Dairy goes back to the future

Articles
September 20, 2012

Some dairy categories seem ripe to return to health and taste authenticity, which yogurt has shown could win big.

The dairy case is a thriving place to enhance appeals of heritage food— yogurt, cheese and butter—with fresh thinking for today’s consumers who want health and food authenticity. 

The yogurt our parents bought in supermarkets was typically plain and healthy decades ago, before the category evolved into many sugar-laden varieties. The Greek yogurt phenomenon has changed the category dramatically:  It now accounts for about one-third of U.S. yogurt sales, and its health leadership has propelled yogurt sales in U.S. food stores by about 15% in two years, says Nielsen. By now, many manufacturers have rushed in on the craze begun by Fage and Chobani, and growth anticipation is high since U.S. per capita consumption of yogurt is lower than in many nations.

Also, the cropping up of gourmet yogurt bars in New York City shows the traction of quality good-for-you foods with consumers today. 

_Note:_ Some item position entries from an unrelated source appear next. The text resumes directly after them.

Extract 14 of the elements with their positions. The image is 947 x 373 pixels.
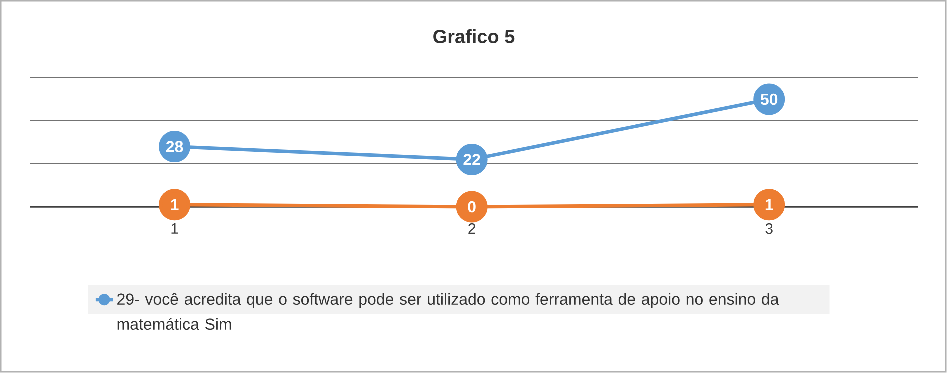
data-label: 1 (766, 199, 774, 210)
data-label: 22 (464, 154, 480, 166)
point (754, 189, 786, 221)
data-label: 0 (468, 201, 476, 213)
legend-label: 29- você acredita que o software pode ser utilizado como ferramenta de apoio no ensino da matemática Sim (118, 293, 780, 330)
point (456, 191, 488, 223)
x-tick-label: 3 (766, 224, 773, 234)
chart-title: Grafico 5 (434, 30, 515, 44)
x-tick-label: 1 (172, 224, 178, 234)
x-tick-label: 2 (468, 224, 476, 234)
point (159, 189, 191, 221)
data-label: 1 (171, 199, 179, 210)
data-label: 28 (166, 141, 184, 152)
data-label: 50 (760, 94, 778, 106)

The Lempert Report sees this trend growing in the chilled case. For example, Sargento has created sub-brands of artisan and chef blends that give an image of limited editions of old-style recipe cheeses. On nearby pegs, brands of premium-sliced deli meats are authentic meat, not formed roll, and have limited or no preservatives or additives. In butter, Land O’Lakes has varieties with olive oil and sea salt or honey butter, to name a few, and emphasizes it is a farmer-owned cooperative that fresh-churns its butters. What’s next? Orange juice, maybe.  Remember when Tropicana was marketed as pure from Florida with no concentrates?

Stores could capitalize on the quality of foods like these with trade dress that connotes farms and freshness, and sampling with people in old-time clothing with props such as butter churns and milking stools. Because foods with authentic appeal often sell at higher margins—though not at gourmet prices—there is room for brands and retailers to build in a marketing budget and appeal to their mainstream shopper base.

Cross merchandising could help spread this trend to other parts of the store, as long as artisan cheeses are shown with artisan crackers, for example, to keep the quality concept intact.